Le 9 novembre 2007 Michael B. Mukasey a été nommé
attorney general (ministre de la justice) des Etats-Unis.
Lors des auditions qui ont précédé sa nomination les
sénateurs lui ont demandé s’il estimait que le waterboarding était une
torture.
Le « waterboarding » est une variante du supplice de la
baignoire que la Gestapo et la milice française pratiquaient assidûment pendant
l’occupation. Il a été utilisé par l’armée française en Algérie : Henri Alleg
notamment y a
été soumis et il l'a décrit dans La question.
Cela consiste à arroser continûment un linge
posé sur le visage de la victime. Celle-ci ne peut plus respirer et a
l’impression de se noyer. Si le supplice n’est pas interrompu elle peut mourir
soit de noyade, soit d’un arrêt cardiaque : cet « accident » se produisait
paraît-il souvent pendant la guerre d’Algérie.
« Je trouve ça personnellement répugnant, a répondu Mukasey,
mais je ne peux pas dire si c’est une torture parce que je n’ai pas été briefé
sur cette technique et que je ne voudrais pas mettre en difficulté, au plan
juridique, les personnels de la CIA qui l'ont utilisée ».

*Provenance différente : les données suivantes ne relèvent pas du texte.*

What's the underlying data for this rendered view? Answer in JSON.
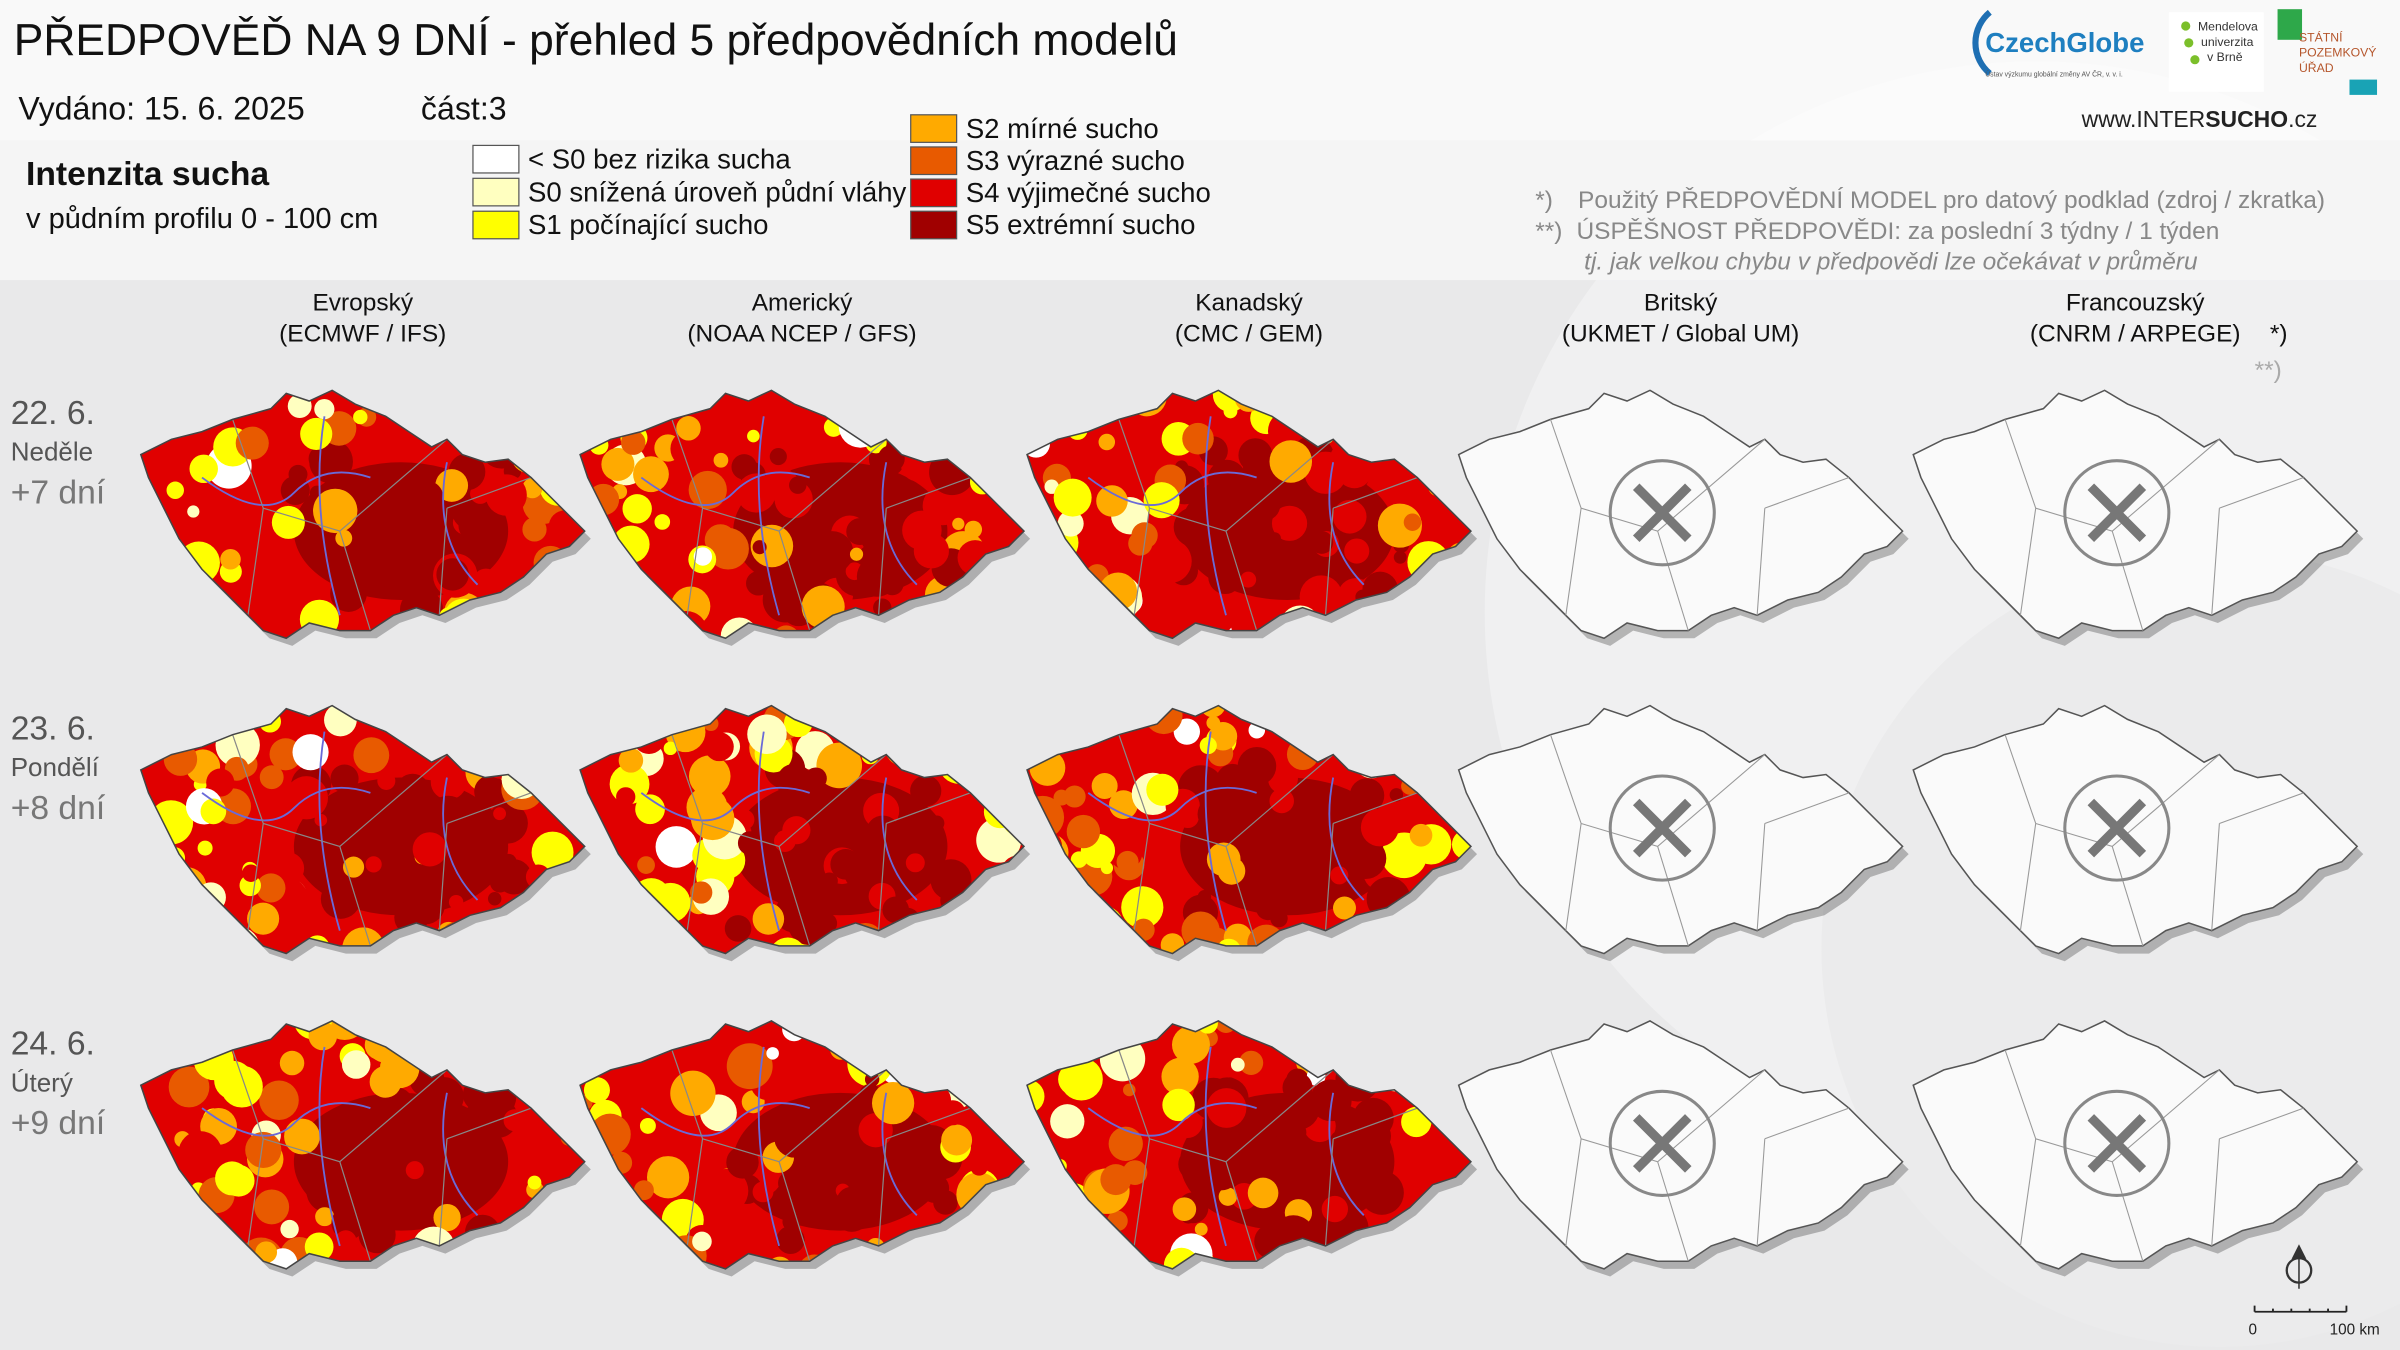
{
  "header": {
    "title": "PŘEDPOVĚĎ NA 9 DNÍ - přehled 5 předpovědních modelů",
    "issued": "Vydáno: 15. 6. 2025",
    "part": "část:3",
    "website": [
      "www.INTER",
      "SUCHO",
      ".cz"
    ]
  },
  "logos": {
    "czechglobe": "CzechGlobe",
    "czechglobe_sub": "Ústav výzkumu globální změny AV ČR, v. v. i.",
    "mendelu": [
      "Mendelova",
      "univerzita",
      "v Brně"
    ],
    "spu": [
      "STÁTNÍ",
      "POZEMKOVÝ",
      "ÚŘAD"
    ]
  },
  "legend": {
    "title": "Intenzita sucha",
    "subtitle": "v půdním profilu 0 - 100 cm",
    "items": [
      {
        "label": "< S0 bez rizika sucha",
        "color": "#ffffff"
      },
      {
        "label": "S0 snížená úroveň půdní vláhy",
        "color": "#ffffc0"
      },
      {
        "label": "S1 počínající sucho",
        "color": "#ffff00"
      },
      {
        "label": "S2 mírné sucho",
        "color": "#ffaa00"
      },
      {
        "label": "S3 výrazné sucho",
        "color": "#e85a00"
      },
      {
        "label": "S4 výjimečné sucho",
        "color": "#e00000"
      },
      {
        "label": "S5 extrémní sucho",
        "color": "#a00000"
      }
    ]
  },
  "notes": [
    {
      "marker": "*)",
      "text": "Použitý PŘEDPOVĚDNÍ MODEL pro datový podklad (zdroj / zkratka)"
    },
    {
      "marker": "**)",
      "text": "ÚSPĚŠNOST PŘEDPOVĚDI: za poslední 3 týdny / 1 týden"
    },
    {
      "text": "tj. jak velkou chybu v předpovědi lze očekávat v průměru"
    }
  ],
  "models": [
    {
      "name": "Evropský",
      "code": "(ECMWF / IFS)"
    },
    {
      "name": "Americký",
      "code": "(NOAA NCEP / GFS)"
    },
    {
      "name": "Kanadský",
      "code": "(CMC / GEM)"
    },
    {
      "name": "Britský",
      "code": "(UKMET / Global UM)"
    },
    {
      "name": "Francouzský",
      "code": "(CNRM / ARPEGE)",
      "note_markers": [
        "*)",
        "**)"
      ]
    }
  ],
  "rows": [
    {
      "date": "22. 6.",
      "day": "Neděle",
      "lead": "+7 dní"
    },
    {
      "date": "23. 6.",
      "day": "Pondělí",
      "lead": "+8 dní"
    },
    {
      "date": "24. 6.",
      "day": "Úterý",
      "lead": "+9 dní"
    }
  ],
  "scale": {
    "start": "0",
    "end": "100 km"
  }
}
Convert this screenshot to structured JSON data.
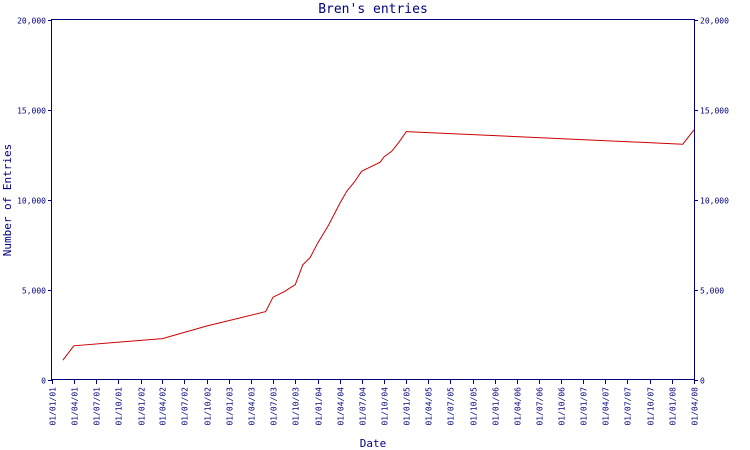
{
  "chart_data": {
    "type": "line",
    "title": "Bren's entries",
    "xlabel": "Date",
    "ylabel": "Number of Entries",
    "ylim": [
      0,
      20000
    ],
    "y_ticks": [
      0,
      5000,
      10000,
      15000,
      20000
    ],
    "y_tick_labels": [
      "0",
      "5,000",
      "10,000",
      "15,000",
      "20,000"
    ],
    "x_range": [
      "2001-01-01",
      "2008-04-01"
    ],
    "x_ticks": [
      "2001-01-01",
      "2001-04-01",
      "2001-07-01",
      "2001-10-01",
      "2002-01-01",
      "2002-04-01",
      "2002-07-01",
      "2002-10-01",
      "2003-01-01",
      "2003-04-01",
      "2003-07-01",
      "2003-10-01",
      "2004-01-01",
      "2004-04-01",
      "2004-07-01",
      "2004-10-01",
      "2005-01-01",
      "2005-04-01",
      "2005-07-01",
      "2005-10-01",
      "2006-01-01",
      "2006-04-01",
      "2006-07-01",
      "2006-10-01",
      "2007-01-01",
      "2007-04-01",
      "2007-07-01",
      "2007-10-01",
      "2008-01-01",
      "2008-04-01"
    ],
    "x_tick_labels": [
      "01/01/01",
      "01/04/01",
      "01/07/01",
      "01/10/01",
      "01/01/02",
      "01/04/02",
      "01/07/02",
      "01/10/02",
      "01/01/03",
      "01/04/03",
      "01/07/03",
      "01/10/03",
      "01/01/04",
      "01/04/04",
      "01/07/04",
      "01/10/04",
      "01/01/05",
      "01/04/05",
      "01/07/05",
      "01/10/05",
      "01/01/06",
      "01/04/06",
      "01/07/06",
      "01/10/06",
      "01/01/07",
      "01/04/07",
      "01/07/07",
      "01/10/07",
      "01/01/08",
      "01/04/08"
    ],
    "grid": false,
    "series": [
      {
        "color": "#cc0000",
        "points": [
          [
            "2001-02-15",
            1100
          ],
          [
            "2001-04-01",
            1900
          ],
          [
            "2002-04-01",
            2300
          ],
          [
            "2002-10-01",
            3000
          ],
          [
            "2003-06-01",
            3800
          ],
          [
            "2003-07-01",
            4600
          ],
          [
            "2003-08-15",
            4900
          ],
          [
            "2003-10-01",
            5300
          ],
          [
            "2003-11-01",
            6400
          ],
          [
            "2003-12-01",
            6800
          ],
          [
            "2004-01-01",
            7600
          ],
          [
            "2004-02-15",
            8600
          ],
          [
            "2004-04-01",
            9800
          ],
          [
            "2004-05-01",
            10500
          ],
          [
            "2004-06-01",
            11000
          ],
          [
            "2004-07-01",
            11600
          ],
          [
            "2004-08-01",
            11800
          ],
          [
            "2004-09-15",
            12100
          ],
          [
            "2004-10-01",
            12400
          ],
          [
            "2004-11-01",
            12700
          ],
          [
            "2004-12-01",
            13200
          ],
          [
            "2005-01-01",
            13800
          ],
          [
            "2008-02-15",
            13100
          ],
          [
            "2008-04-01",
            13900
          ]
        ]
      }
    ]
  }
}
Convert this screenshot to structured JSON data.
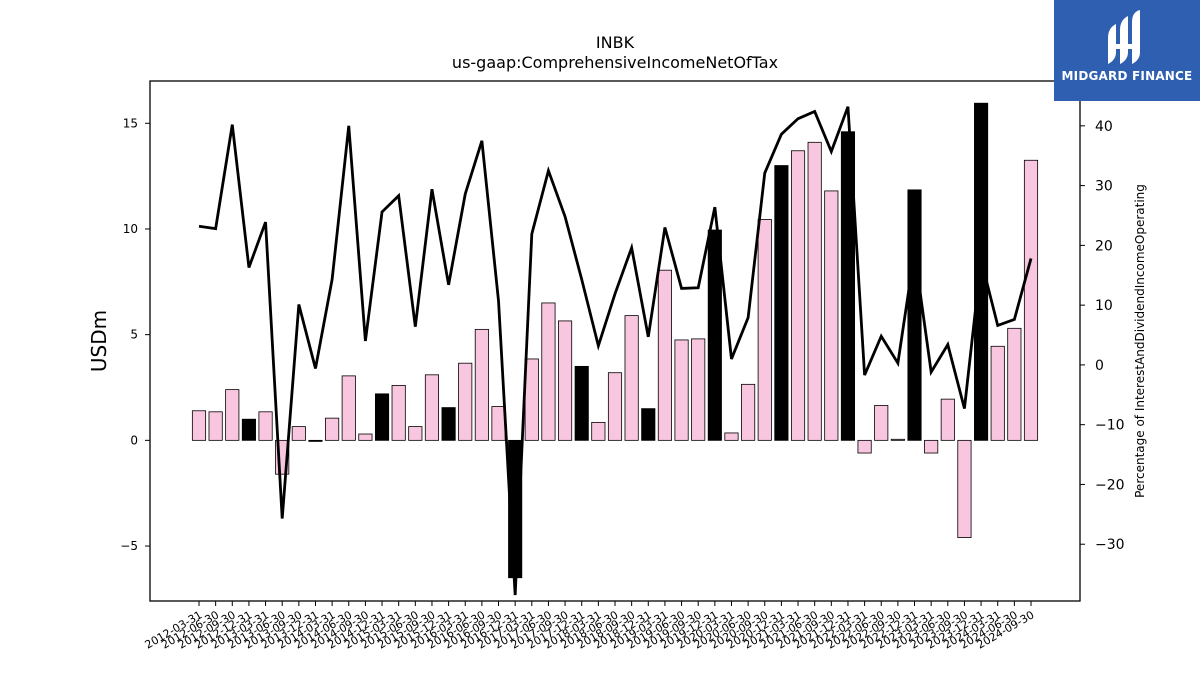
{
  "chart_data": {
    "type": "bar",
    "title": "INBK",
    "subtitle": "us-gaap:ComprehensiveIncomeNetOfTax",
    "ylabel": "USDm",
    "y2label": "Percentage of InterestAndDividendIncomeOperating",
    "ylim": [
      -7.6,
      17.0
    ],
    "y2lim": [
      -39.5,
      47.5
    ],
    "yticks": [
      -5,
      0,
      5,
      10,
      15
    ],
    "y2ticks": [
      -30,
      -20,
      -10,
      0,
      10,
      20,
      30,
      40
    ],
    "categories": [
      "2012-03-31",
      "2012-06-30",
      "2012-09-30",
      "2012-12-31",
      "2013-03-31",
      "2013-06-30",
      "2013-09-30",
      "2013-12-31",
      "2014-03-31",
      "2014-06-30",
      "2014-09-30",
      "2014-12-31",
      "2015-03-31",
      "2015-06-30",
      "2015-09-30",
      "2015-12-31",
      "2016-03-31",
      "2016-06-30",
      "2016-09-30",
      "2016-12-31",
      "2017-03-31",
      "2017-06-30",
      "2017-09-30",
      "2017-12-31",
      "2018-03-31",
      "2018-06-30",
      "2018-09-30",
      "2018-12-31",
      "2019-03-31",
      "2019-06-30",
      "2019-09-30",
      "2019-12-31",
      "2020-03-31",
      "2020-06-30",
      "2020-09-30",
      "2020-12-31",
      "2021-03-31",
      "2021-06-30",
      "2021-09-30",
      "2021-12-31",
      "2022-03-31",
      "2022-06-30",
      "2022-09-30",
      "2022-12-31",
      "2023-03-31",
      "2023-06-30",
      "2023-09-30",
      "2023-12-31",
      "2024-03-31",
      "2024-06-30",
      "2024-09-30"
    ],
    "series": [
      {
        "type": "bar",
        "values": [
          1.4,
          1.35,
          2.4,
          1.0,
          1.35,
          -1.6,
          0.65,
          -0.05,
          1.05,
          3.05,
          0.3,
          2.2,
          2.6,
          0.65,
          3.1,
          1.55,
          3.65,
          5.25,
          1.6,
          -6.5,
          3.85,
          6.5,
          5.65,
          3.5,
          0.85,
          3.2,
          5.9,
          1.5,
          8.05,
          4.75,
          4.8,
          9.95,
          0.35,
          2.65,
          10.45,
          13.0,
          13.7,
          14.1,
          11.8,
          14.6,
          -0.6,
          1.65,
          0.05,
          11.85,
          -0.6,
          1.95,
          -4.6,
          15.95,
          4.45,
          5.3,
          13.25
        ],
        "highlighted": [
          false,
          false,
          false,
          true,
          false,
          false,
          false,
          true,
          false,
          false,
          false,
          true,
          false,
          false,
          false,
          true,
          false,
          false,
          false,
          true,
          false,
          false,
          false,
          true,
          false,
          false,
          false,
          true,
          false,
          false,
          false,
          true,
          false,
          false,
          false,
          true,
          false,
          false,
          false,
          true,
          false,
          false,
          false,
          true,
          false,
          false,
          false,
          true,
          false,
          false,
          false
        ],
        "color": "#f9c6e0",
        "highlight_color": "#000000"
      },
      {
        "type": "line",
        "axis": "right",
        "values": [
          23.2,
          22.8,
          40.2,
          16.3,
          23.9,
          -25.7,
          10.1,
          -0.6,
          14.3,
          40.0,
          4.0,
          25.6,
          28.3,
          6.4,
          29.4,
          13.4,
          28.6,
          37.5,
          10.7,
          -38.5,
          21.9,
          32.5,
          24.8,
          14.3,
          3.2,
          11.9,
          19.6,
          4.7,
          23.0,
          12.8,
          12.9,
          26.4,
          1.0,
          7.9,
          32.1,
          38.6,
          41.2,
          42.4,
          35.7,
          43.2,
          -1.7,
          4.8,
          0.3,
          18.9,
          -1.2,
          3.4,
          -7.3,
          17.6,
          6.6,
          7.6,
          17.8
        ],
        "color": "#000000"
      }
    ],
    "grid": false,
    "legend": "none"
  },
  "brand": {
    "name": "MIDGARD FINANCE",
    "icon": "midgard-logo-icon",
    "color": "#2f5fb0"
  }
}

Le congrès a par ailleurs demandé à M. Mukasey si le
Président des Etats-Unis devait ou non obéir aux lois fédérales (« federal
statutes »). « Cela dépend, a-t-il répondu, du fait que ce qui excède la
loi est ou non conforme à l’autorité que possède le président pour la défense du
pays ».
Ainsi le président peut ne pas respecter la loi, si c’est
pour la défense du pays ; le waterboarding n’est pas une torture, s’il faut éviter
une condamnation aux agents de la CIA. Le droit et la morale la plus clairement
évidente sont ainsi mis à
la torture par le ministre de la justice américain, ainsi que la langue anglaise.
Que l'on se rappelle donc ce que disait George
Orwell : « quand l'atmosphère générale
est mauvaise, le langage ne saurait rester indemne... sous l'action des
dictatures, les langues se dégradent ».
Sources :
- Scott Shane, « Mukasey Unsure
About Legality of Waterboarding », The New York Times, 30 octobre 2007 ;
- Jed Rubenfeld, « Lawbreaker in
Chief »,
The New York Times, 23 octobre 2007;
- George Orwell, « La politique et la langue anglaise » (1946), in Essais,
articles, lettres, Ivrea 2001, vol. IV p. 173.